We know they are feeling the same inside the White House. President Obama was heard to shout at an aide in the oval office “plug that damn leak”.
President Obama has been sharply critical of BP from the start.
Politicians of every party have been lining up to shout insults at the British oil giant. It wasn’t exactly difficult to see where the politically expedient side of this argument was.
But the government is now finding it hard to put enough distance between themselves and the people they say are responsible for this mess. Because they need BP to solve the problem.

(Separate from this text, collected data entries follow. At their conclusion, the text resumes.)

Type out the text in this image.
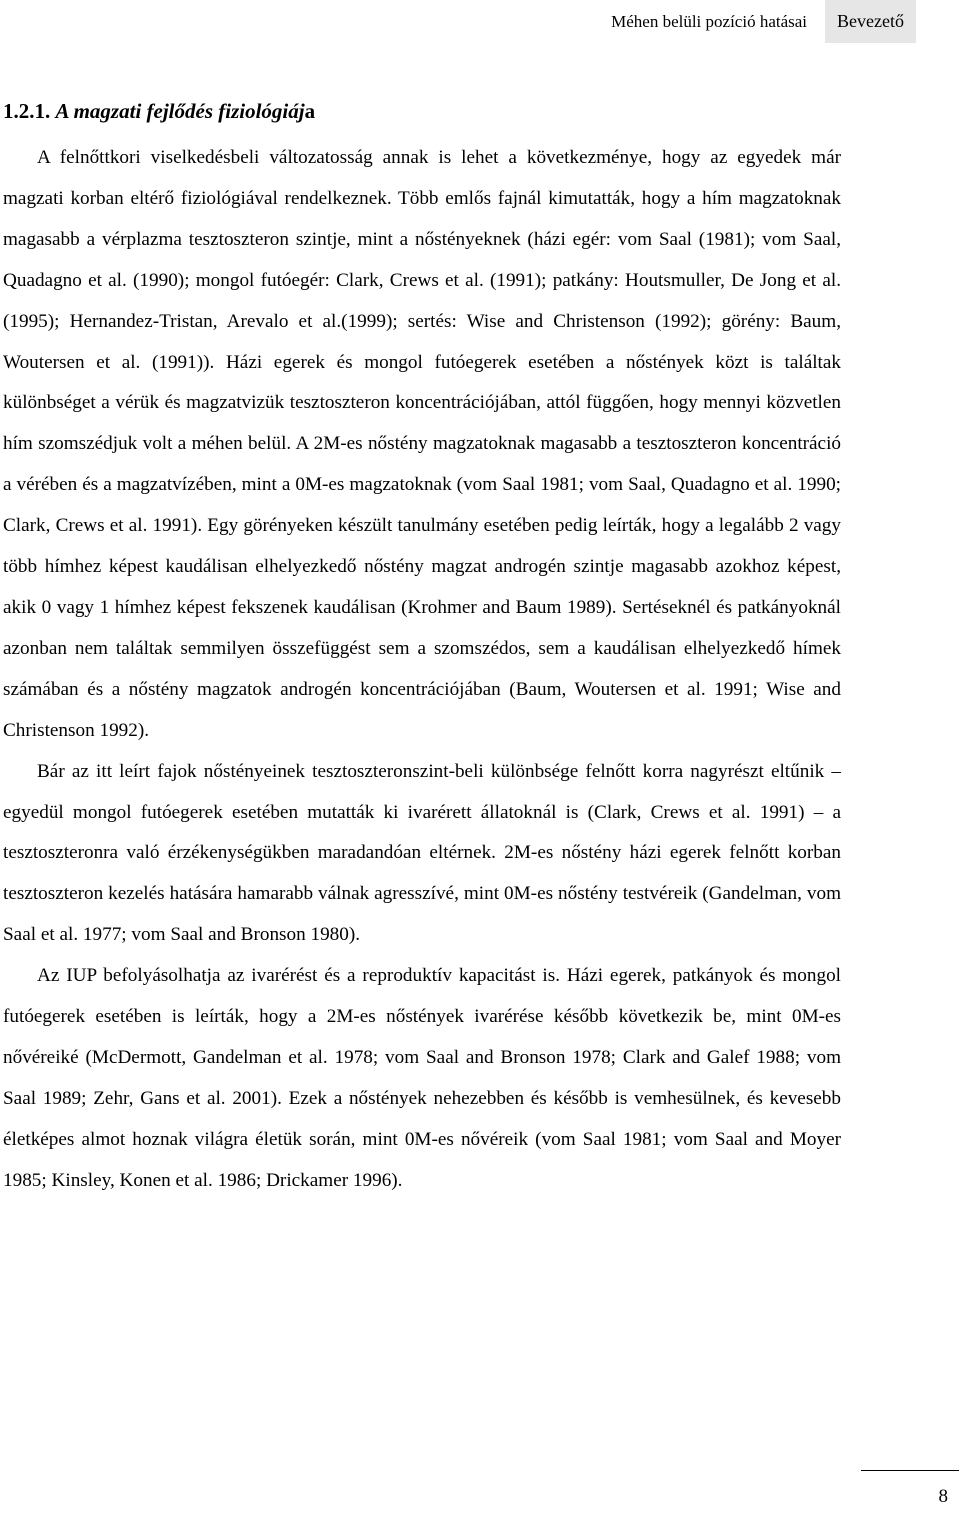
Méhen belüli pozíció hatásai	Bevezető
1.2.1. A magzati fejlődés fiziológiája

A felnőttkori viselkedésbeli változatosság annak is lehet a következménye, hogy az egyedek már magzati korban eltérő fiziológiával rendelkeznek. Több emlős fajnál kimutatták, hogy a hím magzatoknak magasabb a vérplazma tesztoszteron szintje, mint a nőstényeknek (házi egér: vom Saal (1981); vom Saal, Quadagno et al. (1990); mongol futóegér: Clark, Crews et al. (1991); patkány: Houtsmuller, De Jong et al. (1995); Hernandez-Tristan, Arevalo et al.(1999); sertés: Wise and Christenson (1992); görény: Baum, Woutersen et al. (1991)). Házi egerek és mongol futóegerek esetében a nőstények közt is találtak különbséget a vérük és magzatvizük tesztoszteron koncentrációjában, attól függően, hogy mennyi közvetlen hím szomszédjuk volt a méhen belül. A 2M-es nőstény magzatoknak magasabb a tesztoszteron koncentráció a vérében és a magzatvízében, mint a 0M-es magzatoknak (vom Saal 1981; vom Saal, Quadagno et al. 1990; Clark, Crews et al. 1991). Egy görényeken készült tanulmány esetében pedig leírták, hogy a legalább 2 vagy több hímhez képest kaudálisan elhelyezkedő nőstény magzat androgén szintje magasabb azokhoz képest, akik 0 vagy 1 hímhez képest fekszenek kaudálisan (Krohmer and Baum 1989). Sertéseknél és patkányoknál azonban nem találtak semmilyen összefüggést sem a szomszédos, sem a kaudálisan elhelyezkedő hímek számában és a nőstény magzatok androgén koncentrációjában (Baum, Woutersen et al. 1991; Wise and Christenson 1992).

Bár az itt leírt fajok nőstényeinek tesztoszteronszint-beli különbsége felnőtt korra nagyrészt eltűnik – egyedül mongol futóegerek esetében mutatták ki ivarérett állatoknál is (Clark, Crews et al. 1991) – a tesztoszteronra való érzékenységükben maradandóan eltérnek. 2M-es nőstény házi egerek felnőtt korban tesztoszteron kezelés hatására hamarabb válnak agresszívé, mint 0M-es nőstény testvéreik (Gandelman, vom Saal et al. 1977; vom Saal and Bronson 1980).

Az IUP befolyásolhatja az ivarérést és a reproduktív kapacitást is. Házi egerek, patkányok és mongol futóegerek esetében is leírták, hogy a 2M-es nőstények ivarérése később következik be, mint 0M-es nővéreiké (McDermott, Gandelman et al. 1978; vom Saal and Bronson 1978; Clark and Galef 1988; vom Saal 1989; Zehr, Gans et al. 2001). Ezek a nőstények nehezebben és később is vemhesülnek, és kevesebb életképes almot hoznak világra életük során, mint 0M-es nővéreik (vom Saal 1981; vom Saal and Moyer 1985; Kinsley, Konen et al. 1986; Drickamer 1996).

8
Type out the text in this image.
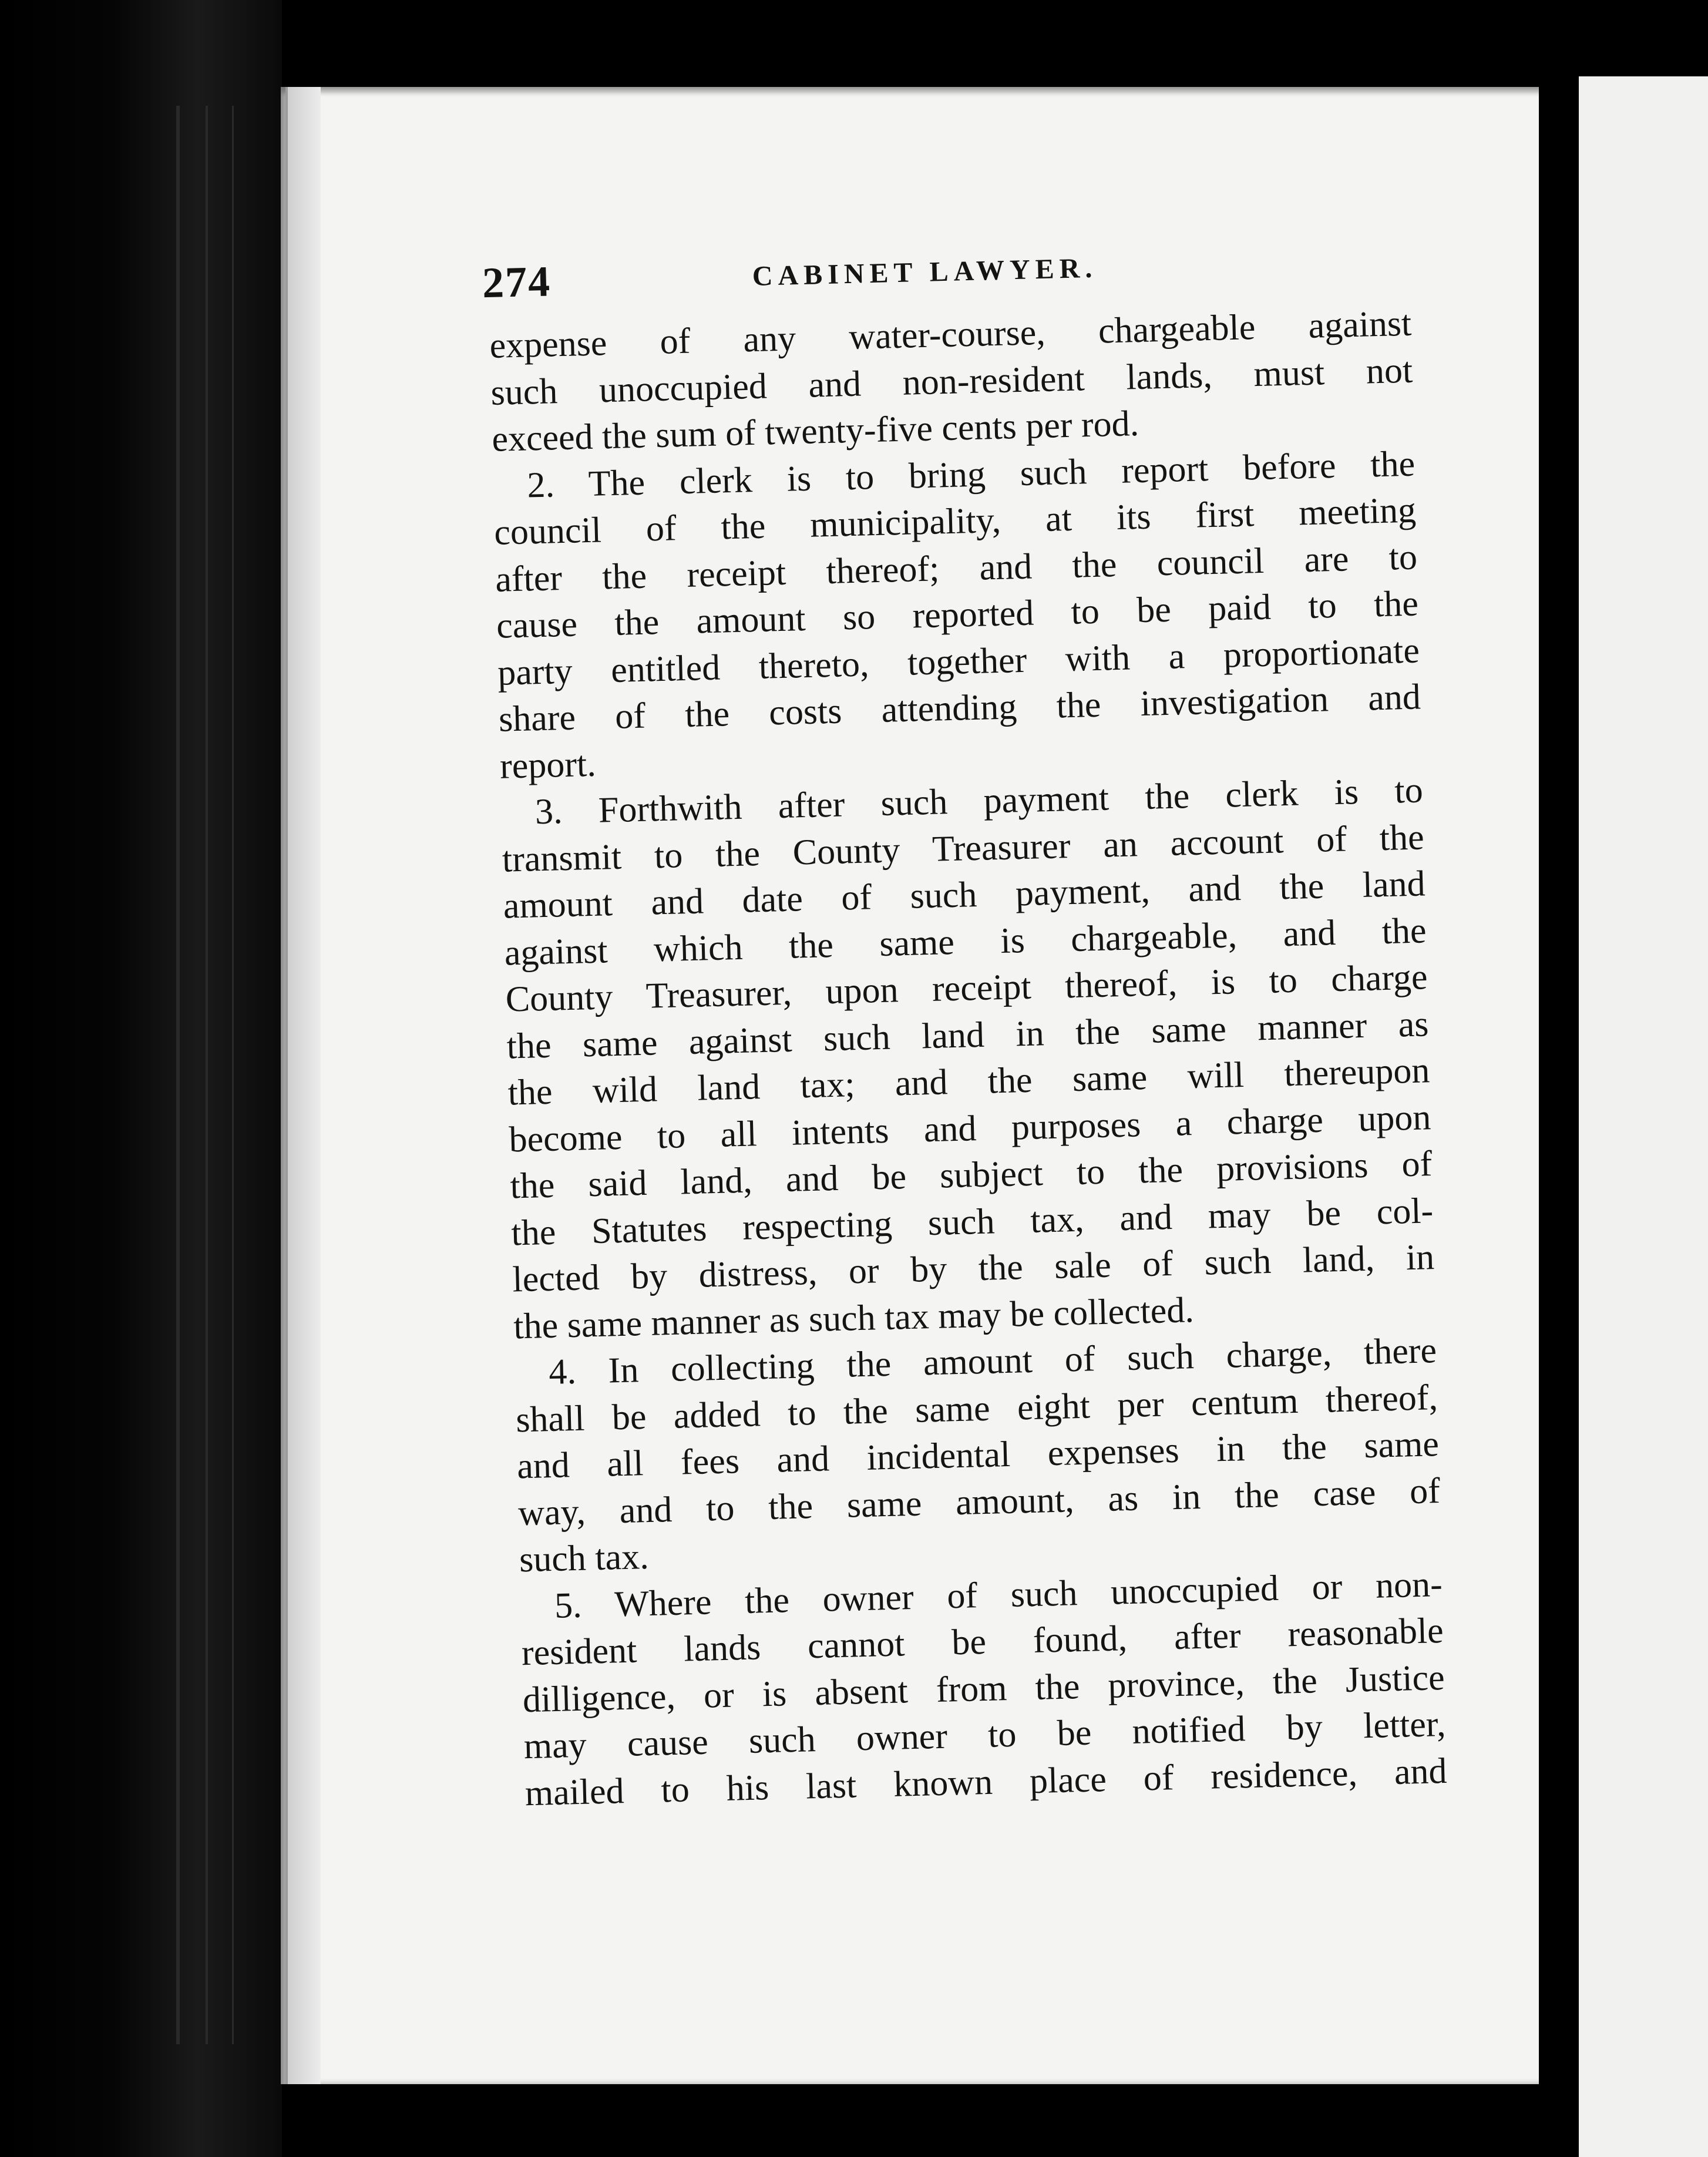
274	CABINET LAWYER.
expense of any water-course, chargeable against
such unoccupied and non-resident lands, must not
exceed the sum of twenty-five cents per rod.
2. The clerk is to bring such report before the
council of the municipality, at its first meeting
after the receipt thereof; and the council are to
cause the amount so reported to be paid to the
party entitled thereto, together with a proportionate
share of the costs attending the investigation and
report.
3. Forthwith after such payment the clerk is to
transmit to the County Treasurer an account of the
amount and date of such payment, and the land
against which the same is chargeable, and the
County Treasurer, upon receipt thereof, is to charge
the same against such land in the same manner as
the wild land tax; and the same will thereupon
become to all intents and purposes a charge upon
the said land, and be subject to the provisions of
the Statutes respecting such tax, and may be col-
lected by distress, or by the sale of such land, in
the same manner as such tax may be collected.
4. In collecting the amount of such charge, there
shall be added to the same eight per centum thereof,
and all fees and incidental expenses in the same
way, and to the same amount, as in the case of
such tax.
5. Where the owner of such unoccupied or non-
resident lands cannot be found, after reasonable
dilligence, or is absent from the province, the Justice
may cause such owner to be notified by letter,
mailed to his last known place of residence, and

Over the weekend, when people first started asking if Deepwater Horizon was going to be Obama’s Katrina the administration moved quickly to say that if BP couldn’t rectify the situation they’d have no hesitation in pushing the company out of the way.
But they pretty quickly had to back track on that when they realized that no one in the government has the expertise or equipment needed to try to tackle this problem.
The head of the coastguard had to admit that any idea of pushing BP out of the way was “more of a metaphor” because, he said: “To push BP out of the way would raise the question of: replace them with what?”
Much as they hate to admit it the truth is the administration is almost entirely reliant on BP to fix this. They can’t do it without them.
We haven’t been told if they were collecting hair from Bo the First Dog inside the White House. But the President certainly shares the frustration of millions of Americans.
And he has to walk a fine political line – taking care to make sure he doesn’t end up being blamed for what BP have done in the Gulf whilst never admitting how helpless he is to do anything about it.
Americans don’t like feeling powerless but they like their President looking impotent even less.